My ex was like this. He would lie and lie and lie and only finally admit anything when faced with indisputable evidence. I also thought because he was home all the time I probably knew the worst of what he was up to. Then I found out he was accessing inappropriate image of children. He's shown you he's a liar OP, you will never not be second guessing.

stuntbubbles · 16/02/2022 08:36

I've forgiven him for sexting someone, using my credit card behind my back, a bit of a drinking problem, and the latest repeatedly lying to me about not having a personal loan.
I don’t know a soul who’d call these “minor”.

Minor is the price of admission to a relationship: quirks and foibles that drive you bats, like snoring or leaving the loo seat up; perhaps escalating to spilling red wine on the new sofa and putting a cushion over it, or not mowing the lawn when they said they would when the forecast is for rain the next few weeks. Little, forgivable things.

Cheating, alcoholism, stealing (that’s what using your credit card is) and lying, especially about finances which can have a huge long-term impact, are all LTB territory.

Alwaysforgiving · 16/02/2022 08:40

When we applied for our first mortgage, I went through all of his bank statements and payslips and at least back then it was more or less clear that he wasn't overspending on anything in particular (the only thing that was clear was that his commuting costs were crazy high for his salary). I think one of his credit reports said he was deeply in his overdraft but the one I can see today seems ok, I don't know which of the two snapshots is correct. Cam girls, porn etc... I don't see when he could be doing it apart from work. We literally sit together all evening from like 6-10.

OP posts:
Fatarseflanagan09 · 16/02/2022 08:47

He’s taking the piss and has no respect for you, you are enabling his bad behavior and he’ll keep doing things like that, you deserve better

nolongerstill · 16/02/2022 09:57

Those things are not minor!

linchinton · 16/02/2022 11:25

The thing that jumps out at me in your posts is that you are the adult in the relationship and he gets to be the naughty child - drinking, sexing, running up debt - safely in the knowledge that his mummy (you) will always be there for him and not be bothered about his behaviour (eg you are happy to forgive very major things that most people wouldn't).

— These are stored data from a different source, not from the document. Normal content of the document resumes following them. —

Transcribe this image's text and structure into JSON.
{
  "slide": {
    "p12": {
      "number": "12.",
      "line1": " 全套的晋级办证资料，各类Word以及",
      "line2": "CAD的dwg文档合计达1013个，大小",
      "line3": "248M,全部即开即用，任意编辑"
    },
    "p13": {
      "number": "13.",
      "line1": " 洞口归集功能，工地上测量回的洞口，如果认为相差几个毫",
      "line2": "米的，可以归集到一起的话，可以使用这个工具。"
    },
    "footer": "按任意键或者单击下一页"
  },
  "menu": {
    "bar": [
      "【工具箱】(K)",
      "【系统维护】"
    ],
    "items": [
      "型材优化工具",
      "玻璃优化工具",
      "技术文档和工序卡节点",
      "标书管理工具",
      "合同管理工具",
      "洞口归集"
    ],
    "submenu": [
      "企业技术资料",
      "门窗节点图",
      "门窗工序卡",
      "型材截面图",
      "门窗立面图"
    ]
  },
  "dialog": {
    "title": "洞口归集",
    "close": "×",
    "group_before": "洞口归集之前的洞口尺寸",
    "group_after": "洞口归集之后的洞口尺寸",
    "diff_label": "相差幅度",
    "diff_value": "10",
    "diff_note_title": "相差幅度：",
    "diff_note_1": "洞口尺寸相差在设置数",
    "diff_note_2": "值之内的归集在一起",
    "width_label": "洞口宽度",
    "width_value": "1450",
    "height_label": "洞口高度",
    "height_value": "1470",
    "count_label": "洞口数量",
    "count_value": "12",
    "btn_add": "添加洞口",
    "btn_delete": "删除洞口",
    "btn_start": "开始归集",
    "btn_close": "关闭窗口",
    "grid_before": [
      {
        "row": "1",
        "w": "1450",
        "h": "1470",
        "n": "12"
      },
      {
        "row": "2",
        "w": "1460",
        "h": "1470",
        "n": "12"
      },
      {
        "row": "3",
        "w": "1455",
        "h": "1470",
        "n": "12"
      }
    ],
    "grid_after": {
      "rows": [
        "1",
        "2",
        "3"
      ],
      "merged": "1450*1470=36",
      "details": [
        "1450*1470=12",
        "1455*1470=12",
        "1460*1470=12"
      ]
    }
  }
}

It seems like a parent/child relationship rather than a husband/wife relationship to me.

Shoxfordian · 16/02/2022 12:05

It seems like you’re continuing to forgive the unforgivable so he continues to do it

Raise your bar about 6ft higher

Grandville · 16/02/2022 13:18

@tkwal

No one EVER has a bit of a drinking problem. What you see him consume is probably less than half of what he actually drinks. The lying about everything is a habit he's not about to give up. He's OK with you having accessed his credit report..and generously says you have nothing to be sorry for ? He's right, you don't because in credit reports what's his is yours, literally...they are judged by address not by individual. You will never be able to trust him. I think you know what you need to do already, I hope you find the courage you need because he is grinding you down
This bit about debt being counted against the address not the individual is wrong. Even in marriage, debts remain the responsibility of the person whose account it is, not their spouse.

But besides that...

You cannot share your life with someone you don't trust. Of course he can hide things from you even if you spend a lot of time together.